Exit 0 = every phase passes its compliance checks + no test-count regression.
## Release-readiness exit criteria
v2 GA requires all of the following:
- [ ] All four Phase 6.N compliance scripts exit 0.
- [ ] `dotnet test ZB.MOM.WW.OtOpcUa.slnx` passes with ≤ 1 known-flake failure.
- [ ] Release blockers listed above all closed (or consciously deferred to v2.1 with a written decision).
- [ ] Production deployment checklist (separate doc) signed off by Fleet Admin.
- [ ] At least one end-to-end integration run against the live Galaxy on the dev box succeeds.
- [ ] OPC UA conformance test (CTT or UA Compliance Test Tool) passes against the live endpoint.
- [ ] Non-transparent redundancy cutover validated with at least one production client (Ignition 8.3 recommended — see decision #85).
## Change log
- **2026-04-19** — Release blocker #3 **closed** (PRs #9899). Phase 6.3 Streams A + C core shipped: `ClusterTopologyLoader` + `RedundancyCoordinator` + `RedundancyStatePublisher` + `PeerReachabilityTracker`. Code-path release blockers all closed; remaining Phase 6.3 surfaces (peer-probe HostedServices, OPC UA variable-node binding, sp_PublishGeneration lease wrap, client interop matrix) are hardening follow-ups.
- **2026-04-19** — Release blocker #2 **closed** (PR #96). `SealedBootstrap` consumes `ResilientConfigReader` + `GenerationSealedCache` + `StaleConfigFlag`; `/healthz` now surfaces the stale flag. Remaining follow-ups (periodic poller + richer snapshot payload) downgraded to hardening.
- **2026-04-19** — Release blocker #1 **closed** (PR #94). `AuthorizationGate` wired into `DriverNodeManager` Read / Write / HistoryRead dispatch. Remaining Stream C surfaces (Browse / Subscribe / Alarm / Call + finer-grained scope resolution) downgraded to hardening follow-ups — no longer release-blocking.
- **2026-04-19** — Phase 6.4 data layer merged (PRs #9192). Phase 6 core complete. Capstone doc created.
- **2026-04-19** — Phase 6.3 core merged (PRs #8990). `ServiceLevelCalculator` + `RecoveryStateManager` + `ApplyLeaseRegistry` land as pure logic; coordinator / UA-node wiring / Admin UI / interop deferred.
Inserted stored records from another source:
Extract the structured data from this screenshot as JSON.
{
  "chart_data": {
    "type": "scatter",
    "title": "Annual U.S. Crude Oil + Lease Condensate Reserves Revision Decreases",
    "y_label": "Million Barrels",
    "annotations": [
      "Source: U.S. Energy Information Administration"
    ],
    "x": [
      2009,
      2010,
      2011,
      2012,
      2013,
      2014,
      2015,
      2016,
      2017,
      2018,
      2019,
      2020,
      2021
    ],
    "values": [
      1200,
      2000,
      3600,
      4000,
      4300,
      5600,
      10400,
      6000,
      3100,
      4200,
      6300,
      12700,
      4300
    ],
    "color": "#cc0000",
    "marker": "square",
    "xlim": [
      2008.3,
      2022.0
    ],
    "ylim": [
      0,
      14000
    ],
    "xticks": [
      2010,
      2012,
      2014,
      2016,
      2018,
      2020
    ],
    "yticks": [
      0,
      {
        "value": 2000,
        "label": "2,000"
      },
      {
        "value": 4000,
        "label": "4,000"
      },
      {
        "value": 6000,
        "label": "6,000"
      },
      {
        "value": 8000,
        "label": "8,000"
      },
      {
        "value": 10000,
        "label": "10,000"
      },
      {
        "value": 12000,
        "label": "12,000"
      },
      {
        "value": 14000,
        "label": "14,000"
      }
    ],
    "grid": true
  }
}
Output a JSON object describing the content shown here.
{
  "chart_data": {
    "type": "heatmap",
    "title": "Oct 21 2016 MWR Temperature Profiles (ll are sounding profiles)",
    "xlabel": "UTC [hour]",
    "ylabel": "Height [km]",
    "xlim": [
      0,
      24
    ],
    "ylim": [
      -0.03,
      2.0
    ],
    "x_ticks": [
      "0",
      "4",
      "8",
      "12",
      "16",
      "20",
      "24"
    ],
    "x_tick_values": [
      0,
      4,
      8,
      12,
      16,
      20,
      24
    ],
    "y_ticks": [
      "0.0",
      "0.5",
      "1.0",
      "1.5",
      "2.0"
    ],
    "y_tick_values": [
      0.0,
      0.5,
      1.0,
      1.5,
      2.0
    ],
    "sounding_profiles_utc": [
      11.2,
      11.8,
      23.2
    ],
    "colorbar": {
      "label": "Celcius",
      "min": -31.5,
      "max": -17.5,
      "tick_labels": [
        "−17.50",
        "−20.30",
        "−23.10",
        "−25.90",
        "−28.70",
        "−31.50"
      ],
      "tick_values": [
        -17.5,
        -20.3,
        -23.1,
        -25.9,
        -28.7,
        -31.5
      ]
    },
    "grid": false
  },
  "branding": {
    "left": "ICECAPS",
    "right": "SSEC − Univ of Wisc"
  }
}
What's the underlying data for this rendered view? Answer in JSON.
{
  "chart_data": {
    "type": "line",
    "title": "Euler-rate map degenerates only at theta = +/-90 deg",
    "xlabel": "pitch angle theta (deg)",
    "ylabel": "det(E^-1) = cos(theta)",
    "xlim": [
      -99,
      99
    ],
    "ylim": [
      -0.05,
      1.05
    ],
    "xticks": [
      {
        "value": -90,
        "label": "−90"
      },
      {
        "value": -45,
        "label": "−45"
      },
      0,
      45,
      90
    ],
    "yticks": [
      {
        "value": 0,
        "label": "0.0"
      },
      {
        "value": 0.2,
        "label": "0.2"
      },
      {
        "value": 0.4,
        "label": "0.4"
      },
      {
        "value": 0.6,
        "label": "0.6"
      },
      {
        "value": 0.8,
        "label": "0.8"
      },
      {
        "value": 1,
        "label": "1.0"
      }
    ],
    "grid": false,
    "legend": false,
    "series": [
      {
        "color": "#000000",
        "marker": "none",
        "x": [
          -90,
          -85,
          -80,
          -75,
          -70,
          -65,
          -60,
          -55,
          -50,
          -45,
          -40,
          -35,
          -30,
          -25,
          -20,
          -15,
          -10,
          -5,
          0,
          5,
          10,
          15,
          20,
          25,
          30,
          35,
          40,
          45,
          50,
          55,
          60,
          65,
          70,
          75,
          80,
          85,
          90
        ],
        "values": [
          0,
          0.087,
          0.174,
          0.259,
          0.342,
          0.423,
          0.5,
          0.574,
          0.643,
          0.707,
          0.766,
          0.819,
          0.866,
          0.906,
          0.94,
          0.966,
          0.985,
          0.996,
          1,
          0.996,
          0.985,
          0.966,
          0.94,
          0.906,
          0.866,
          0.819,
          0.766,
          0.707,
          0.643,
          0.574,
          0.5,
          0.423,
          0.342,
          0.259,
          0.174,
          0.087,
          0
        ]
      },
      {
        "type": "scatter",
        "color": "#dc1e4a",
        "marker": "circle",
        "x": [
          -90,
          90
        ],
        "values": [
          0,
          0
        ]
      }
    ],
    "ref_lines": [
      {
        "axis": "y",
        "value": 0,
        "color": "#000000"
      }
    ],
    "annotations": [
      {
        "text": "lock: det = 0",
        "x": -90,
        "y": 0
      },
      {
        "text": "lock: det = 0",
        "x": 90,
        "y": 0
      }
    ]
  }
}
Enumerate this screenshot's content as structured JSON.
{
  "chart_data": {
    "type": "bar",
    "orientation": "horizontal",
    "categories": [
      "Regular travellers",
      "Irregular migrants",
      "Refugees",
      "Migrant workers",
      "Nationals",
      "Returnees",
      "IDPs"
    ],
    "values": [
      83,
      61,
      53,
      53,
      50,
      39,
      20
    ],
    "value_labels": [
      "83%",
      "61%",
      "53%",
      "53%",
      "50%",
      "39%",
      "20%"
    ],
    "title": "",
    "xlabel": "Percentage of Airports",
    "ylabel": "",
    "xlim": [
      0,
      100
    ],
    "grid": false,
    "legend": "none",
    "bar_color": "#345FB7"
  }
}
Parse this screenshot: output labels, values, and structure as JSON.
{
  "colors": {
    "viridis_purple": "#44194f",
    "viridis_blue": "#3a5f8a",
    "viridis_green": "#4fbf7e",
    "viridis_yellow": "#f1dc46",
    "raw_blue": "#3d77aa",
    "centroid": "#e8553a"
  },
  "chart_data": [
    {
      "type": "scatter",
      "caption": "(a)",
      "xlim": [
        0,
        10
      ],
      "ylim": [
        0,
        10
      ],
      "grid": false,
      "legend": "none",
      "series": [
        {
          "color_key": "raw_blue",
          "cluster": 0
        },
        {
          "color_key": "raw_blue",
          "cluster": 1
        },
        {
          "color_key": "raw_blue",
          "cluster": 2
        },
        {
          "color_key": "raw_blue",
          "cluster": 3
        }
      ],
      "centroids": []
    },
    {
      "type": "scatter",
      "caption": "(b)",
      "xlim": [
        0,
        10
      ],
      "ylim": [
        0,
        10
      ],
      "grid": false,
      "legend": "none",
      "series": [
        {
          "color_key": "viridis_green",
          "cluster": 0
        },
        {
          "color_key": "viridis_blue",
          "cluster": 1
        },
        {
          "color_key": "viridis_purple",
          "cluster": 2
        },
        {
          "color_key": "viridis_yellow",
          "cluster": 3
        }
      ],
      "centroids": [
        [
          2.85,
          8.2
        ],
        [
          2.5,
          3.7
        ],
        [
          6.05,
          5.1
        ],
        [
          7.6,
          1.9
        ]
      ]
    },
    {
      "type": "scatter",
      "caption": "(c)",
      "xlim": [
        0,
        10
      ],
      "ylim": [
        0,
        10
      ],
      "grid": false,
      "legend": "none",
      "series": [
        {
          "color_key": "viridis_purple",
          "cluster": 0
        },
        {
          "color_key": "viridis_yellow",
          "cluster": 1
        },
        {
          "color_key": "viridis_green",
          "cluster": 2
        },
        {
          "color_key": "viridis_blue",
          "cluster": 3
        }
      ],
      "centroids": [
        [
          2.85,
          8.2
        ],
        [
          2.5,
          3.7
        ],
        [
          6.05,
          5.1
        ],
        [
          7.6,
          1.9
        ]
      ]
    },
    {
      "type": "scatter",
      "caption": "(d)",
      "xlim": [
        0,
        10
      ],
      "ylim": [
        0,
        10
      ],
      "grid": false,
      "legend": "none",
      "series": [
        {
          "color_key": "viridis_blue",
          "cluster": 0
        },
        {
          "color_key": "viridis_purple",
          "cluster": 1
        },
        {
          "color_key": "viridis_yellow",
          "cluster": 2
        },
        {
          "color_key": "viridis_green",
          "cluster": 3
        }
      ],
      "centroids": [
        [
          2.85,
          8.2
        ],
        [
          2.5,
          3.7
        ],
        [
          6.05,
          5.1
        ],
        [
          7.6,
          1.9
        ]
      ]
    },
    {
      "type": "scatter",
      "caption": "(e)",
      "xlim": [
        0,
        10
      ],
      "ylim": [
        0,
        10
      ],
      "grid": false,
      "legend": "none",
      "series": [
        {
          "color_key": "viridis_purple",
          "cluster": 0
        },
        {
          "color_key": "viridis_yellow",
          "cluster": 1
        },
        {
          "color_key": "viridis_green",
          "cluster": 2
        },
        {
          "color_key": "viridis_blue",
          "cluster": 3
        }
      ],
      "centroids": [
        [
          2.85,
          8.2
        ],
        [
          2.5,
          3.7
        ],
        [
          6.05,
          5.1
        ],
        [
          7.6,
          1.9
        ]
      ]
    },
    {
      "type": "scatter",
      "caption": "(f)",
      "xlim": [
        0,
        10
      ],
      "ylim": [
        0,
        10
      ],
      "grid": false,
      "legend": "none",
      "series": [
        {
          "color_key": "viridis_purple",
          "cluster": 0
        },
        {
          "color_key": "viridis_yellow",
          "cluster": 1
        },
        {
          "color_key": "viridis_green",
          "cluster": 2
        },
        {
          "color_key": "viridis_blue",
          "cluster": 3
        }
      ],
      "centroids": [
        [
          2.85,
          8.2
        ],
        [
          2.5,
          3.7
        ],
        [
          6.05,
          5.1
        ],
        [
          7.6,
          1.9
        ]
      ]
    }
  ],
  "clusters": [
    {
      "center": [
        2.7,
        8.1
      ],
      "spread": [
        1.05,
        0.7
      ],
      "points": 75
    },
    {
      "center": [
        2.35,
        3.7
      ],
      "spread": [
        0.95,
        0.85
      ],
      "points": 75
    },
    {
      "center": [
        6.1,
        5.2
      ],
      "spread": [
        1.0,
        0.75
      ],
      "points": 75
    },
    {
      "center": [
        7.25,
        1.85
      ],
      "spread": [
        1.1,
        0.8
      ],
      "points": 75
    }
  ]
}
- **2026-04-19** — Phase 6.2 core merged (PRs #8488). `AuthorizationGate` + `TriePermissionEvaluator` + `LdapGroupRoleMapping` land; dispatch wiring + Admin UI deferred.
- **2026-04-19** — Phase 6.1 shipped (PRs #7883). Polly resilience + Tier A/B/C stability + health endpoints + LiteDB generation-sealed cache + Admin `/hosts` data layer all live.